Nosso maior ídolo, o nome em torno do qual gira a seleção brasileira, Neymar, também não está em condições de dizer qualquer coisa. Aliás, nem sequer se pensa em lhe perguntar nada. Nunca vi um ídolo do futebol brasileiro tão blindado, tão virtual, apenas uma imagem que se vê pela televisão comemorando gols com Messi ou Suárez, ou em alguma recepção elegante ou mesmo em comerciais anunciando alguma coisa. E devo admitir ainda que Neymar, nesta altura da vida, deve fugir ao menor sinal de perguntas, principalmente porque alguns assuntos do momento podem lhe ser de grande embaraço pessoal.

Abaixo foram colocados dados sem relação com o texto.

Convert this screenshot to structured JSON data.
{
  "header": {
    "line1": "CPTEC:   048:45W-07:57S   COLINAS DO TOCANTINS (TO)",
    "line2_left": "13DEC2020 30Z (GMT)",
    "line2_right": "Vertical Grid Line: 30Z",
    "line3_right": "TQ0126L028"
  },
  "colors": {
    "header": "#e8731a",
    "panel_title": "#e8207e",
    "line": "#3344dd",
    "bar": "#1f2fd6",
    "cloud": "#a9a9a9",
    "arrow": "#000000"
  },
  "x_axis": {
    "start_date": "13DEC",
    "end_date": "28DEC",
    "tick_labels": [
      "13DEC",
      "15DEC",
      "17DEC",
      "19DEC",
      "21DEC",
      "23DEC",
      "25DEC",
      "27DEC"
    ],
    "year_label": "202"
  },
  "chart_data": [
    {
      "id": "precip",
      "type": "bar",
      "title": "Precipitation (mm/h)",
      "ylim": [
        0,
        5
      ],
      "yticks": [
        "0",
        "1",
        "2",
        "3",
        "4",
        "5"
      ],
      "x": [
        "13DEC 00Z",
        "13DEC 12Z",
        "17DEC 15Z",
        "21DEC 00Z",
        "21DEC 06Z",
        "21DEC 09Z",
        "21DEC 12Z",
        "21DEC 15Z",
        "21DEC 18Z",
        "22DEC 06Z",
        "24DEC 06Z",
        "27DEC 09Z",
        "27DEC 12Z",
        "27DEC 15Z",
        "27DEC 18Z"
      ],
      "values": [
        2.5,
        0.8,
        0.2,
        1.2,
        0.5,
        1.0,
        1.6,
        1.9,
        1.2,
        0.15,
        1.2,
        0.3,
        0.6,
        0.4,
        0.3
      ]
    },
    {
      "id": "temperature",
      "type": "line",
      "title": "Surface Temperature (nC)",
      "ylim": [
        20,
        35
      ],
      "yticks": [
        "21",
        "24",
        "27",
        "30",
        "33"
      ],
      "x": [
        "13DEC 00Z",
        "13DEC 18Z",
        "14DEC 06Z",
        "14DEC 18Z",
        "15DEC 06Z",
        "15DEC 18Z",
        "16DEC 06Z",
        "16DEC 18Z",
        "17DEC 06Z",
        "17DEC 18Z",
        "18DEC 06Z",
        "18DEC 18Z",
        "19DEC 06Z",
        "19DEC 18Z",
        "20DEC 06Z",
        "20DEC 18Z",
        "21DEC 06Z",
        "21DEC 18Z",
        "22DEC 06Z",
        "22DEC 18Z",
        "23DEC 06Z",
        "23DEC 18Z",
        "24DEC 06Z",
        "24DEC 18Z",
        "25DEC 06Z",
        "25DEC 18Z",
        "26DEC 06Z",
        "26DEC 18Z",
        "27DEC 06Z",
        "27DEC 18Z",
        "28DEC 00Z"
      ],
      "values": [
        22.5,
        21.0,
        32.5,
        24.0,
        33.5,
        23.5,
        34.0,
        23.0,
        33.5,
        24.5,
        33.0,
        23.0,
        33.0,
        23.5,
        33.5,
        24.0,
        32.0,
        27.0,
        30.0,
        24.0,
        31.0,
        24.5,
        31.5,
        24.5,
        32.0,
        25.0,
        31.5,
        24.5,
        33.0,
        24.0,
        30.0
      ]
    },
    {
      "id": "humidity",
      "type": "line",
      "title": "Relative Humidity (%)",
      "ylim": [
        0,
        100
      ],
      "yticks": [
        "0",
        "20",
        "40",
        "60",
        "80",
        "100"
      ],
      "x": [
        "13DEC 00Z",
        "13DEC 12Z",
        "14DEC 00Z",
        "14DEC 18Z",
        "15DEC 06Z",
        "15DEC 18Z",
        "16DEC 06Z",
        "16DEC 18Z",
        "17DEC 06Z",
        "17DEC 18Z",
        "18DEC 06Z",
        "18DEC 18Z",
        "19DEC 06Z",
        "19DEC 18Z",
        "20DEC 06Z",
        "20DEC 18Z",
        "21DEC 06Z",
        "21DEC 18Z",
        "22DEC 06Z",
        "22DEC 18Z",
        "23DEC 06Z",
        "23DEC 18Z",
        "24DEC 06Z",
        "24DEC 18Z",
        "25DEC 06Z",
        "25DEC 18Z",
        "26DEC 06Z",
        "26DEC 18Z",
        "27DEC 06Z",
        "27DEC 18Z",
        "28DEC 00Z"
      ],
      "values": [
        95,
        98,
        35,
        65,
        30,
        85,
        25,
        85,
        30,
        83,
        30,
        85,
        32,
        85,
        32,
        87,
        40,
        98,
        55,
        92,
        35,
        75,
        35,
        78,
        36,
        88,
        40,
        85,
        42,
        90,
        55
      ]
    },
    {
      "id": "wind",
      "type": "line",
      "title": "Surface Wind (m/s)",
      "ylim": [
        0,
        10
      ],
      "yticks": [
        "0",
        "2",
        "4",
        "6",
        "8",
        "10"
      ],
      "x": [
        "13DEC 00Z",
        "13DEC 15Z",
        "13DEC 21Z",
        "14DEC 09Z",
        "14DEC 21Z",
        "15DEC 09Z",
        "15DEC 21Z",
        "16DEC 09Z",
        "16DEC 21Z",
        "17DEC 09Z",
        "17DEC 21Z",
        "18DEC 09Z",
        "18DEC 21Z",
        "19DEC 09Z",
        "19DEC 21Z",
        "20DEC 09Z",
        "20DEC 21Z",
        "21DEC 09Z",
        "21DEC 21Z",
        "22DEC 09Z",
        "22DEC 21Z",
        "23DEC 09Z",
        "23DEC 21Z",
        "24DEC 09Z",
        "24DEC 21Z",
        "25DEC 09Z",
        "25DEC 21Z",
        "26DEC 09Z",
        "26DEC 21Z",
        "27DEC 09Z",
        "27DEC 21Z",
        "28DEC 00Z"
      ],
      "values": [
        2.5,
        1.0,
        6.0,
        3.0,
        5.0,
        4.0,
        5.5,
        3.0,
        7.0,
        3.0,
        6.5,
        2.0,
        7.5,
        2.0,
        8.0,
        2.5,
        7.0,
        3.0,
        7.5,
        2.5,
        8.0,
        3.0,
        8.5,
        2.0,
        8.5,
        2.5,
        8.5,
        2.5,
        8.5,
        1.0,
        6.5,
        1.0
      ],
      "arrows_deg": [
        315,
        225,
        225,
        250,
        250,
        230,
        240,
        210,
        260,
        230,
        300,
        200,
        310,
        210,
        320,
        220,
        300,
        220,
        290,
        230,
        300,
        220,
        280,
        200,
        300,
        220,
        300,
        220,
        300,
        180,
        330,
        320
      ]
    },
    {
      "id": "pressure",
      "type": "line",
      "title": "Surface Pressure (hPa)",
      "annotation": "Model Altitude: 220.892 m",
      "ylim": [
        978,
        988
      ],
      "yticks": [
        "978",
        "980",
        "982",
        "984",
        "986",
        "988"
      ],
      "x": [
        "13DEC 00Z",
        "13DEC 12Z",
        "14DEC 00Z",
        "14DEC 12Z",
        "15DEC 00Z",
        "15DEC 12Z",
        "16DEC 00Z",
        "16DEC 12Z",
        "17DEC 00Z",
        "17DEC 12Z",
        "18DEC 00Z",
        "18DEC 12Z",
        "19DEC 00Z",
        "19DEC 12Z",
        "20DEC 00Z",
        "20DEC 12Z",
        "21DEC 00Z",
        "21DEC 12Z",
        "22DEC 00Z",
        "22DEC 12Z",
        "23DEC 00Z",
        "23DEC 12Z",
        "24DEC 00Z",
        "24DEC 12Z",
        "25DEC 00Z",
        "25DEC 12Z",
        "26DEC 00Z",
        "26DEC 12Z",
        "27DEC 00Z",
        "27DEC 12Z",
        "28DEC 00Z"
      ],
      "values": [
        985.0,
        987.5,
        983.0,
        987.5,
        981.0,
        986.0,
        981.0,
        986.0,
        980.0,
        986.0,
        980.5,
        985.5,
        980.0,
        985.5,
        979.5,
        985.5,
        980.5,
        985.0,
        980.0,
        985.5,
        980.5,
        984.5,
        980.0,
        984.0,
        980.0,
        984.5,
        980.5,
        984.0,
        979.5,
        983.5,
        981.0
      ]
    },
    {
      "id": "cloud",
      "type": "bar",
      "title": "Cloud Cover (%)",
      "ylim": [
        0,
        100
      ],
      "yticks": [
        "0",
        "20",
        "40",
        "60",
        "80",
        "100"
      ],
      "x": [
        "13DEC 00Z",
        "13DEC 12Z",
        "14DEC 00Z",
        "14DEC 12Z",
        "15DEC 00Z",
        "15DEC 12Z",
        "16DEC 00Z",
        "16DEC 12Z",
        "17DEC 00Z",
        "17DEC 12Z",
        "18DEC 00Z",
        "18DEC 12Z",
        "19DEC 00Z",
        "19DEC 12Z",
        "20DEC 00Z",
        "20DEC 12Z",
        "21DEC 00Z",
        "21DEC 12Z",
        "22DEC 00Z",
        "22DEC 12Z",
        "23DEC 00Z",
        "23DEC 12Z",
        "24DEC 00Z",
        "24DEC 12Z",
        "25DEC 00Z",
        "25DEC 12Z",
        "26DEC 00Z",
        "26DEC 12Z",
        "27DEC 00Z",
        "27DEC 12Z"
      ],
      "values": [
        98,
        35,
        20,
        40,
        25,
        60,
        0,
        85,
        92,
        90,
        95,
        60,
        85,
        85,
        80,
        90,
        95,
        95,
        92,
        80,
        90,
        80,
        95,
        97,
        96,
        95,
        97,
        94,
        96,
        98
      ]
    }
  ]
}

É isso, já se foram os tempos de Afonsinho, Reinaldo, Sócrates e demais da mesma estirpe. Outro dia a televisão transmitia imagens da manifestação em São Paulo, na Praça da Sé, em favor da presidente da República, contra o impeachment. Uma jovem ao microfone se entregava a uma exata descrição de tudo o que estávamos vendo com os nossos próprios olhos. Em dado momento, porém, quando tentava informar sobre algumas personalidades presentes na multidão, saiu-se com a seguinte: “e também um ex-jogador do Corinthians”. A frase me chocou profundamente pela pouca informação. Como um ex-jogador do Corinthians? Pensei ter ouvido mal, mas ela repetiu o que dissera. Me deu a impressão que estava absolutamente satisfeita com dados tão lacônicos. Não teve a curiosidade nem sequer de talvez perguntar quem era esse ex-jogador do Corinthians, ao menos seu nome. Ou quem sabe tenha perguntado e imediatamente esquecido, tão longe estamos da época dos grandes ídolos brasileiros. Subitamente o desprestígio e a falta de importância do próprio futebol se escancarou diante de mim.